Em uma região que se urbanizou rapidamente, com 80% da população vivendo em áreas urbanas, e onde o número de grandes cidades cresceu, os veículos elétricos estão melhorando o meio ambiente, o transporte, a qualidade de vida e a saúde coletiva, além de abrir novas possibilidades econômicas e geração de empregos e inovações tecnológicas.
O transporte é responsável por 22% das emissões de poluentes climáticos de curta duração e 15% dos gases de efeito estufa da região, de acordo com o relatório do escritório regional da agência também conhecida como Programa das Nações Unidas para o Meio Ambiente (Pnuma).
A eletrificação de 100% do transporte urbano evitaria 180.117 mortes de 2019 a 2050 na Cidade do México, 207.672 em Buenos Aires e 13.003 em Santiago, ao eliminar os gases e partículas emitidas pelos veículos convencionais, estima o relatório.
A eficiência da eletricidade, muito superior à dos combustíveis fósseis nos veículos, oferece uma grande vantagem econômica no médio prazo.
O elétrico é mais caro por causa da bateria, que pode custar quase metade do total de um ônibus que pode rodar 200 quilômetros sem recarga, disse Iêda de Oliveira, diretora executiva da Eletra, empresa de ônibus elétricos fundada em 1988 em São Bernardo do Campo, próximo à metrópole brasileira de São Paulo.
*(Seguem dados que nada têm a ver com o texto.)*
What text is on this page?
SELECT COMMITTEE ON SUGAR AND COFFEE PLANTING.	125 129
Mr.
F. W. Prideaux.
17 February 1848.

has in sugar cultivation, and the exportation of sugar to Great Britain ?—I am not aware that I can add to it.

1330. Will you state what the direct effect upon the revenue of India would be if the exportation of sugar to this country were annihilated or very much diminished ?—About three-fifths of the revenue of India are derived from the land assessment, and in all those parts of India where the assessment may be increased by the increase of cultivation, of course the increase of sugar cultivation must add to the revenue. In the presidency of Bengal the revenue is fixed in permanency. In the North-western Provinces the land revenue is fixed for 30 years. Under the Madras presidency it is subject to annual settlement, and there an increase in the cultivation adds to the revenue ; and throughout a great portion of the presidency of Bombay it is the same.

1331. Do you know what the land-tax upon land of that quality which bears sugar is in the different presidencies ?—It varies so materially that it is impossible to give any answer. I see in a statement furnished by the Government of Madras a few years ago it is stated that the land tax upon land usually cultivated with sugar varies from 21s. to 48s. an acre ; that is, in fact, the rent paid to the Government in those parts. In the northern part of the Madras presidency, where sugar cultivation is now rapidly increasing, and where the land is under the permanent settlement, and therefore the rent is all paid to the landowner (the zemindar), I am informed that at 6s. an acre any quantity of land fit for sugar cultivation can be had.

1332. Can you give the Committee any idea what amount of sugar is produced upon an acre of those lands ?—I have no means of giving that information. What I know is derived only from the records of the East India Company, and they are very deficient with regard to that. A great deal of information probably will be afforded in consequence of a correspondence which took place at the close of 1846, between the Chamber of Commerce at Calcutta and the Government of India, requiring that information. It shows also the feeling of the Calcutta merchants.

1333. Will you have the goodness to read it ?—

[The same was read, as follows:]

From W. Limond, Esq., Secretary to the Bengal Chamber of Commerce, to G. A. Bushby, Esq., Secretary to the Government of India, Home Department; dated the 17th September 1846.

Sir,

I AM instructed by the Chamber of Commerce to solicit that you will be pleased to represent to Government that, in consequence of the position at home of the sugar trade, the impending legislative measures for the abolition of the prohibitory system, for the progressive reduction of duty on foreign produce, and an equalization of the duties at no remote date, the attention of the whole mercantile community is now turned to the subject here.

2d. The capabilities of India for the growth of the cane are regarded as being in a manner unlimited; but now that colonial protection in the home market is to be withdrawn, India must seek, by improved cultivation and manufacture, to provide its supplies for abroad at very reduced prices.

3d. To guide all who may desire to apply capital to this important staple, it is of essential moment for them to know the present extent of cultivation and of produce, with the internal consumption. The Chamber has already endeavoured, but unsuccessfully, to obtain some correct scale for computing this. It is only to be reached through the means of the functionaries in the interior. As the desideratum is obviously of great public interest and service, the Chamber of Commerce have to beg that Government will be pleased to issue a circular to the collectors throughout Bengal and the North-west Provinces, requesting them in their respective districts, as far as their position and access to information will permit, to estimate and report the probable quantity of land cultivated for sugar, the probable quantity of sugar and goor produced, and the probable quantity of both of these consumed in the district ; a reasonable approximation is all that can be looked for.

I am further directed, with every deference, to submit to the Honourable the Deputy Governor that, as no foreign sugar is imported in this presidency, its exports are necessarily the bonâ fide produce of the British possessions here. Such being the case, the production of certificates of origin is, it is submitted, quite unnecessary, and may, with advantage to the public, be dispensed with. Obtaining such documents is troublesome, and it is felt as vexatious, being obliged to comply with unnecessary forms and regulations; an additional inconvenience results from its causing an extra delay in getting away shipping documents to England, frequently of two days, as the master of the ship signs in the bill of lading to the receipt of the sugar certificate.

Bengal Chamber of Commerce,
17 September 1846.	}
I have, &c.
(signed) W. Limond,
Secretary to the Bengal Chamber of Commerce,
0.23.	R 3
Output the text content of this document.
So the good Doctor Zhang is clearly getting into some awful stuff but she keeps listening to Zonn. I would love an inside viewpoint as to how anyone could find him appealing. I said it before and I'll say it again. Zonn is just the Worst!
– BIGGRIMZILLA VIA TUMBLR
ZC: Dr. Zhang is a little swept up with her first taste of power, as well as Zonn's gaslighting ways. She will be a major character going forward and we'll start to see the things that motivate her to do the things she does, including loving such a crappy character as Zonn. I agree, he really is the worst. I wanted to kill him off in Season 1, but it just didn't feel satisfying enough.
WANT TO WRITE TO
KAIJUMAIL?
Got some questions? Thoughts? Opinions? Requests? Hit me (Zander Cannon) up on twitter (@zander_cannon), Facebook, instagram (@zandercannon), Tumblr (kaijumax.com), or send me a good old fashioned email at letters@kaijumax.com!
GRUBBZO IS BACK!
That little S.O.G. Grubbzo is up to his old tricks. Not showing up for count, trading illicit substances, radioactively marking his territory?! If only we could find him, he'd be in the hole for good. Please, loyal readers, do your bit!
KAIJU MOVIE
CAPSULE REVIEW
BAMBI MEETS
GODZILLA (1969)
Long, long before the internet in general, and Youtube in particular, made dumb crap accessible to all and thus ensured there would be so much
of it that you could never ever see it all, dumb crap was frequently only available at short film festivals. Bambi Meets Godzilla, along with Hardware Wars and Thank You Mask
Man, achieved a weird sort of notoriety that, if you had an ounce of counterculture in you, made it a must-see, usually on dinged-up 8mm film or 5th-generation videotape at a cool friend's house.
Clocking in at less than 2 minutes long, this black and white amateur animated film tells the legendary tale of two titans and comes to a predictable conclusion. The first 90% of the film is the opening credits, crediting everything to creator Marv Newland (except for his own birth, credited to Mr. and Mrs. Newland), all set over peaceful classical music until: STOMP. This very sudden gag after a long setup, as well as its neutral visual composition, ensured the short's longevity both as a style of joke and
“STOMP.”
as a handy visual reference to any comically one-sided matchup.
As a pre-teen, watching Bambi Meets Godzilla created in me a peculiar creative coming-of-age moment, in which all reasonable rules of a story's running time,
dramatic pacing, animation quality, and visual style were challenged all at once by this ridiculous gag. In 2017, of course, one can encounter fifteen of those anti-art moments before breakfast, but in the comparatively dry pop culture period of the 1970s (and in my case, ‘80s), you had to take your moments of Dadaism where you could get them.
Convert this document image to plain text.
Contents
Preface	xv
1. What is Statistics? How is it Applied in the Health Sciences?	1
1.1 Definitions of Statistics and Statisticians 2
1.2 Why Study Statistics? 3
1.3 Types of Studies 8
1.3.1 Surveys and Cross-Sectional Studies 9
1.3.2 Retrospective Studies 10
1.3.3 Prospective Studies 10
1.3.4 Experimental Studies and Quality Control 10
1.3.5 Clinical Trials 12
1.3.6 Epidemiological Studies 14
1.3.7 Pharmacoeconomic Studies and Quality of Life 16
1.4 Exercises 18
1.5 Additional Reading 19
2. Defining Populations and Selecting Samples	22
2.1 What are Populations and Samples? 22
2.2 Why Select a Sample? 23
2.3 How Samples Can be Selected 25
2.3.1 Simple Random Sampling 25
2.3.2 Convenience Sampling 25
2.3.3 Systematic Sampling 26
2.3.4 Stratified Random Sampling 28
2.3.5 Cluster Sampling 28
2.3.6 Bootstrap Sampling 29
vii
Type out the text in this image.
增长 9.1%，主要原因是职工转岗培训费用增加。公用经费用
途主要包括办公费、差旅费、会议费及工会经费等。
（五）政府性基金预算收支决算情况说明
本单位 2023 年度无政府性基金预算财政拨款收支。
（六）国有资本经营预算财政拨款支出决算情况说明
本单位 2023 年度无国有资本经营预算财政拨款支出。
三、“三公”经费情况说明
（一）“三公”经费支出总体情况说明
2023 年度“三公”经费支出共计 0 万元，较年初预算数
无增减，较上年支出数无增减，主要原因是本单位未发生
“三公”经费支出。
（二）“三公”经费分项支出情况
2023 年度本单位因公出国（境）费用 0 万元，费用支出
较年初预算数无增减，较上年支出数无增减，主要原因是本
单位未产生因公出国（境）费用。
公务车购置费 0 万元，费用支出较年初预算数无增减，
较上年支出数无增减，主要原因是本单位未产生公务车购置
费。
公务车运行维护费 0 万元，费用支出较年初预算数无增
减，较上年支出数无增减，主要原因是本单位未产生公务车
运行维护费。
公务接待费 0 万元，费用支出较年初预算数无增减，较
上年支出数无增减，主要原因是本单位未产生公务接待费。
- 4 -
A diferença de preço, disse ela à IPS daquela cidade por telefone, é recuperada em poucos anos com a economia de energia e manutenção, já que os motores elétricos têm menos peças e gastam menos.
As vantagens econômicas se acentuam em países que, como o Chile, dependem do petróleo importado e, por isso, sofrem os efeitos das oscilações dos preços internacionais e das variações cambiais.
O Chile se destaca na eletrificação de seu transporte urbano. A Rede de Mobilidade Metropolitana de Santiago tinha 386 ônibus elétricos no final de 2019. Serão quase 800 no final de 2020. A BYD (Build Your Dreams) é o maior fornecedor de ônibus elétricos do Chile, disse Maluf à IPS por telefone de São Paulo.
Além disso, o Chile estabeleceu uma meta de eletrificar toda a sua frota de transporte público e 40 por cento do transporte privado até 2050, como parte da Estratégia Nacional de Eletromobilidade aprovada em 2016.
A Colômbia também se destaca, com 483 ônibus elétricos em operação ou encomendados em Bogotá e outros 90 nas cidades de Cali e Medellín no final de 2019. A meta nacional para 2030 é ter 600 mil veículos elétricos de todos os tipos, segundo o Pnuma relatório.
Costa Rica e Panamá são outros países da região que adotaram planos nacionais de mobilidade elétrica. Argentina, México e Paraguai estão elaborando suas próprias estratégias.
O Brasil, que poderia liderar esse processo até mesmo como fabricante de veículos elétricos, “fica para trás” na eletrificação, disse Maluf, acrescentando que “a BYD vendeu 1.045 ônibus na América Latina em 2019, dos quais apenas 4% foram para o Brasil”.
“O Chile é um exemplo disso; já era um grande importador de ônibus convencionais da indústria brasileira ”, disse Oliveira, que comanda o Grupo de Veículos Pesados da ABVE, além de comandar a Eletra. “Por causa de sua miopia, o Brasil perdeu o mercado latino-americano para a China.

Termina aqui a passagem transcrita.